One doctor testified that these facts showed "a serious defect in judgment insofar as the handling of her affairs is concerned", and stated that he thought she was liable to be imposed upon or deceived by artful or designing persons. The other doctor testified that "considering her recent past history" he believed "that she is over credulous and has shown a lack of judgment" and that her marriage to a man of 45 "is a subnormality" and shows "intelligence defect".
This testimony is inadequate to support the order.  The opinions of the doctors as to her "lack of judgment" and "intelligence defect" are to be tested by a consideration of the facts from which those opinions are derived; and if those facts do not justify the conclusions, the opinions are arbitrary and without substantial value as evidence.  There was no evidence that the price paid for the ranch was in excess of its real value, or that it was a bad investment. The fact that appellant may have been disappointed in her hope for happiness in her third marriage to a man much younger than herself could hardly be considered substantial evidence of incompetency. The arrangement which appellant made with a man to manage and care for her ranch and act as her chauffeur in return for the half interest in the ranch might indicate poor business judgment, but such conclusion does not necessarily follow. Moreover, there must be something more than poor business judgment to establish incompetency. As the court remarked in Estate of Watson, 176 Cal. 342, 345 [168 P. 341], speaking of the alleged incompetent: "She was the owner of the property.
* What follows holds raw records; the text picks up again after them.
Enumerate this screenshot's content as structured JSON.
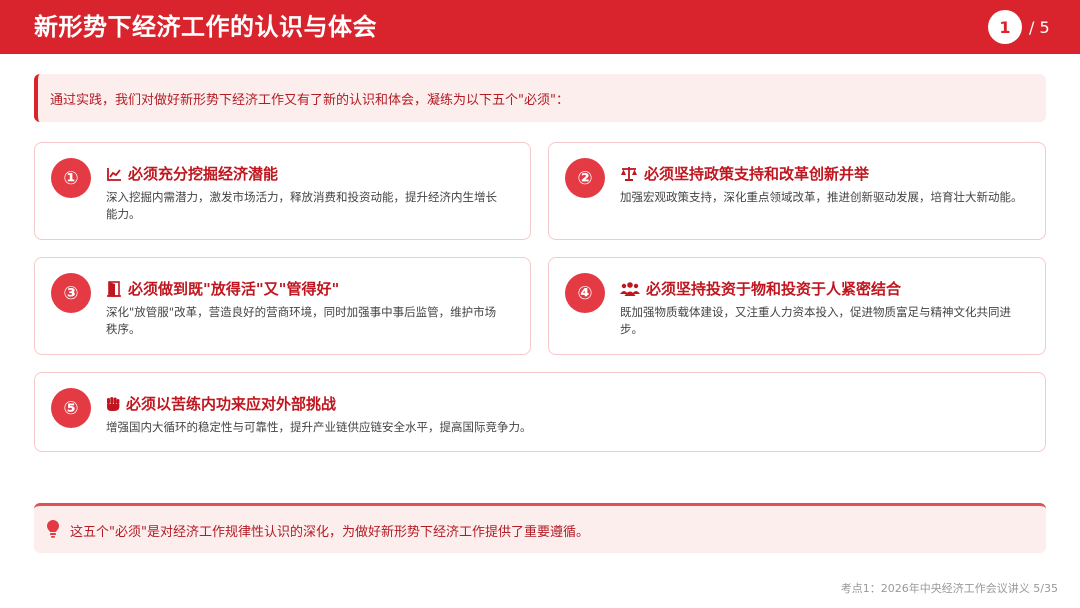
{
  "header": {
    "title": "新形势下经济工作的认识与体会",
    "page_current": "1",
    "page_total": "/ 5"
  },
  "intro": "通过实践，我们对做好新形势下经济工作又有了新的认识和体会，凝练为以下五个\"必须\"：",
  "cards": [
    {
      "num": "①",
      "icon": "line-chart-icon",
      "title": "必须充分挖掘经济潜能",
      "desc_line1": "深入挖掘内需潜力，激发市场活力，释放消费和投资动能，提升经济内生增长",
      "desc_line2": "能力。"
    },
    {
      "num": "②",
      "icon": "balance-scale-icon",
      "title": "必须坚持政策支持和改革创新并举",
      "desc_line1": "加强宏观政策支持，深化重点领域改革，推进创新驱动发展，培育壮大新动能。",
      "desc_line2": ""
    },
    {
      "num": "③",
      "icon": "door-open-icon",
      "title": "必须做到既\"放得活\"又\"管得好\"",
      "desc_line1": "深化\"放管服\"改革，营造良好的营商环境，同时加强事中事后监管，维护市场",
      "desc_line2": "秩序。"
    },
    {
      "num": "④",
      "icon": "people-group-icon",
      "title": "必须坚持投资于物和投资于人紧密结合",
      "desc_line1": "既加强物质载体建设，又注重人力资本投入，促进物质富足与精神文化共同进",
      "desc_line2": "步。"
    },
    {
      "num": "⑤",
      "icon": "fist-icon",
      "title": "必须以苦练内功来应对外部挑战",
      "desc_line1": "增强国内大循环的稳定性与可靠性，提升产业链供应链安全水平，提高国际竞争力。",
      "desc_line2": ""
    }
  ],
  "summary": {
    "icon": "lightbulb-icon",
    "text": "这五个\"必须\"是对经济工作规律性认识的深化，为做好新形势下经济工作提供了重要遵循。"
  },
  "footer": "考点1：2026年中央经济工作会议讲义   5/35",
  "colors": {
    "brand_red": "#d9232d",
    "circle_red": "#e33a44",
    "title_red": "#c0161f",
    "light_pink": "#fdeeee",
    "card_border": "#f6c9cc"
  }
}
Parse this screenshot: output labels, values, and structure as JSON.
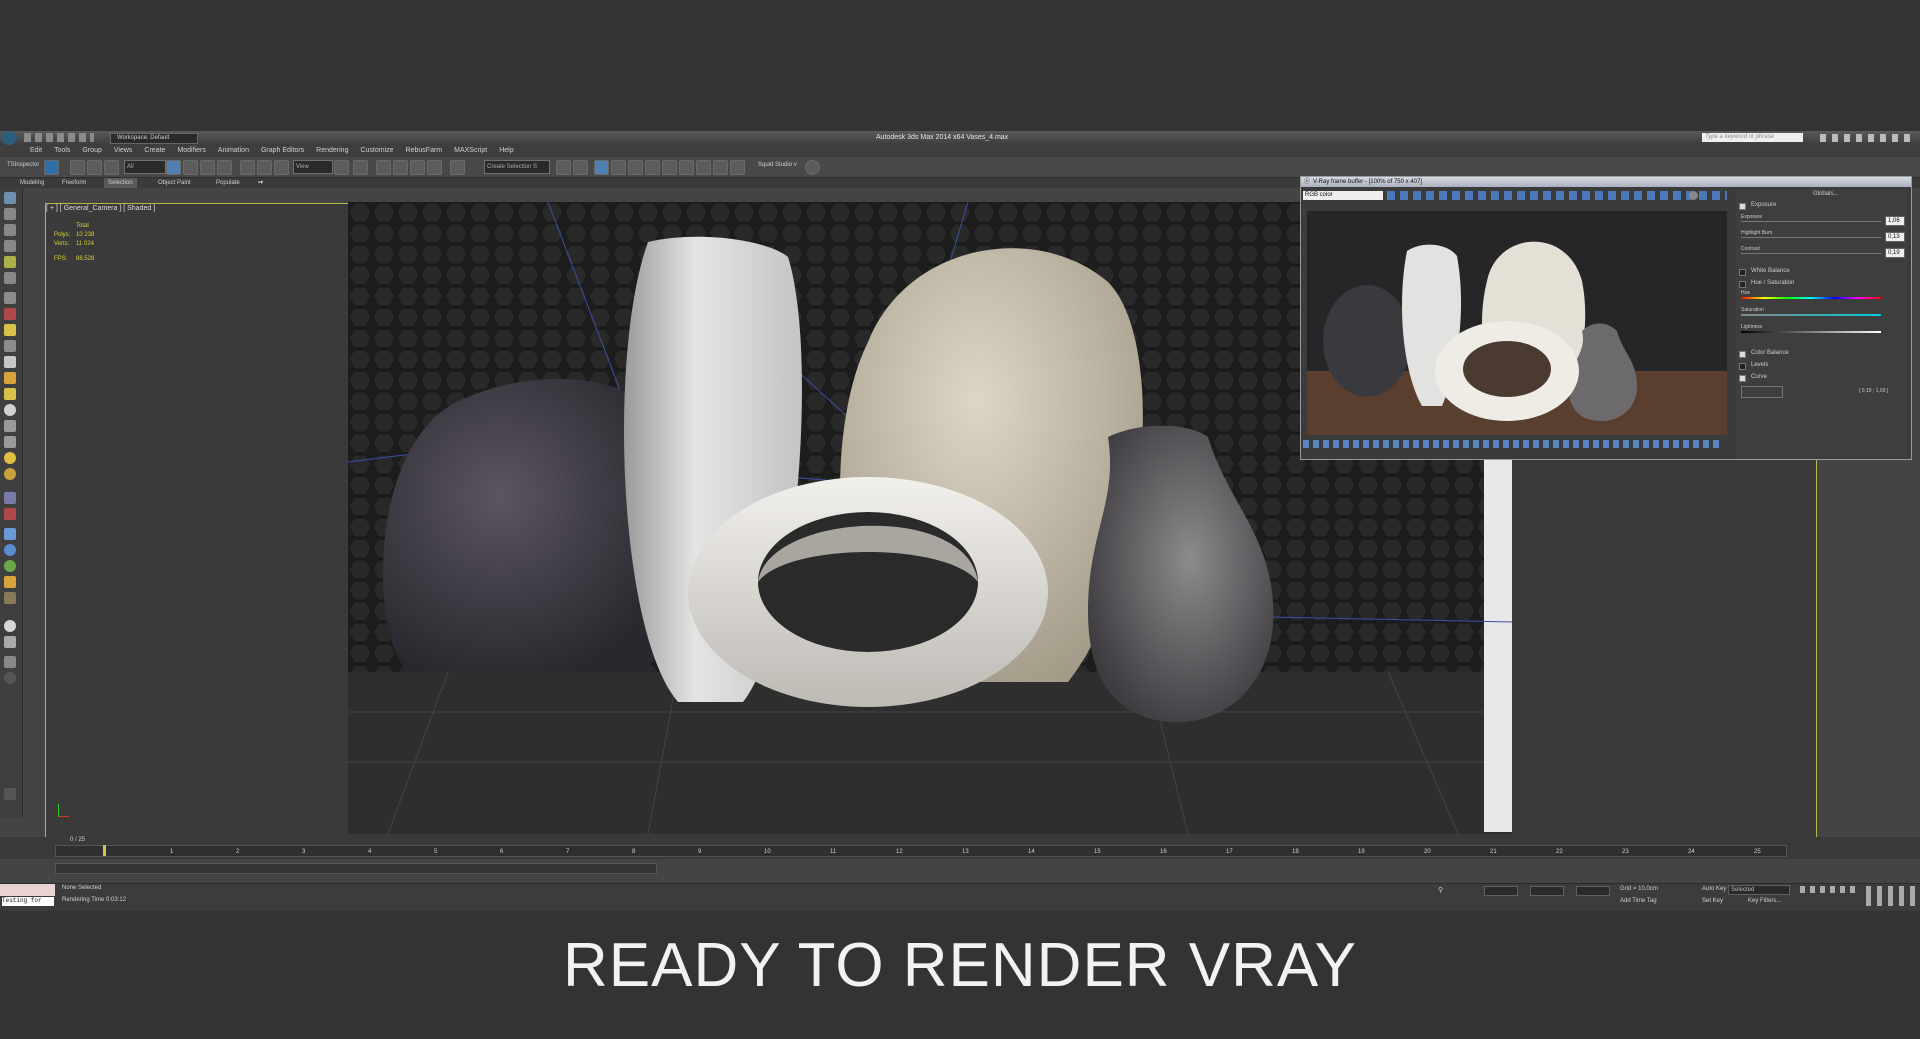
{
  "window": {
    "title": "Autodesk 3ds Max 2014 x64     Vases_4.max",
    "workspace": "Workspace: Default",
    "search_placeholder": "Type a keyword or phrase"
  },
  "menu": [
    "Edit",
    "Tools",
    "Group",
    "Views",
    "Create",
    "Modifiers",
    "Animation",
    "Graph Editors",
    "Rendering",
    "Customize",
    "RebusFarm",
    "MAXScript",
    "Help"
  ],
  "toolbar": {
    "inspector": "TSInspector",
    "filter": "All",
    "view": "View",
    "selection_set": "Create Selection S",
    "squid": "Squid Studio v"
  },
  "ribbon_tabs": [
    "Modeling",
    "Freeform",
    "Selection",
    "Object Paint",
    "Populate"
  ],
  "viewport": {
    "label": "[ + ] [ General_Camera ] [ Shaded ]",
    "stats": {
      "total_label": "Total",
      "polys_label": "Polys:",
      "polys": "10 238",
      "verts_label": "Verts:",
      "verts": "11 024",
      "fps_label": "FPS:",
      "fps": "88,528"
    }
  },
  "timeline": {
    "frame": "0 / 25",
    "ticks": [
      "1",
      "2",
      "3",
      "4",
      "5",
      "6",
      "7",
      "8",
      "9",
      "10",
      "11",
      "12",
      "13",
      "14",
      "15",
      "16",
      "17",
      "18",
      "19",
      "20",
      "21",
      "22",
      "23",
      "24",
      "25"
    ]
  },
  "status": {
    "testing": "Testing for",
    "selection": "None Selected",
    "rendering_time": "Rendering Time  0:03:12",
    "grid": "Grid = 10,0cm",
    "add_time_tag": "Add Time Tag",
    "auto_key": "Auto Key",
    "auto_key_value": "Selected",
    "set_key": "Set Key",
    "key_filters": "Key Filters..."
  },
  "vfb": {
    "title": "V-Ray frame buffer - [100% of 750 x 407]",
    "channel": "RGB color",
    "panel_title": "Globals...",
    "sections": {
      "exposure": "Exposure",
      "exposure_label": "Exposure",
      "exposure_value": "1,06",
      "highlight_label": "Highlight Burn",
      "highlight_value": "0,13",
      "contrast_label": "Contrast",
      "contrast_value": "0,19",
      "white_balance": "White Balance",
      "hue_saturation": "Hue / Saturation",
      "hue_label": "Hue",
      "saturation_label": "Saturation",
      "lightness_label": "Lightness",
      "color_balance": "Color Balance",
      "levels": "Levels",
      "curve": "Curve",
      "curve_coords": "[ 0,19 ; 1,03 ]"
    }
  },
  "caption": "READY TO RENDER VRAY"
}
It was her right to manage it as she pleased, either personally or through agents of her choice, and to dispose of it as she saw fit, unless her mental faculties were impaired to such an extent as to make her unable to properly manage and take care of it or to render her liable to imposition by 'artful or designing persons'."
In our opinion the finding of incompetency is not supported by any substantial evidence.
The decree and order are reversed.
Shenk, J., Houser, J., Curtis, J., Edmonds, J., Carter, J., and Waste, C.J., concurred.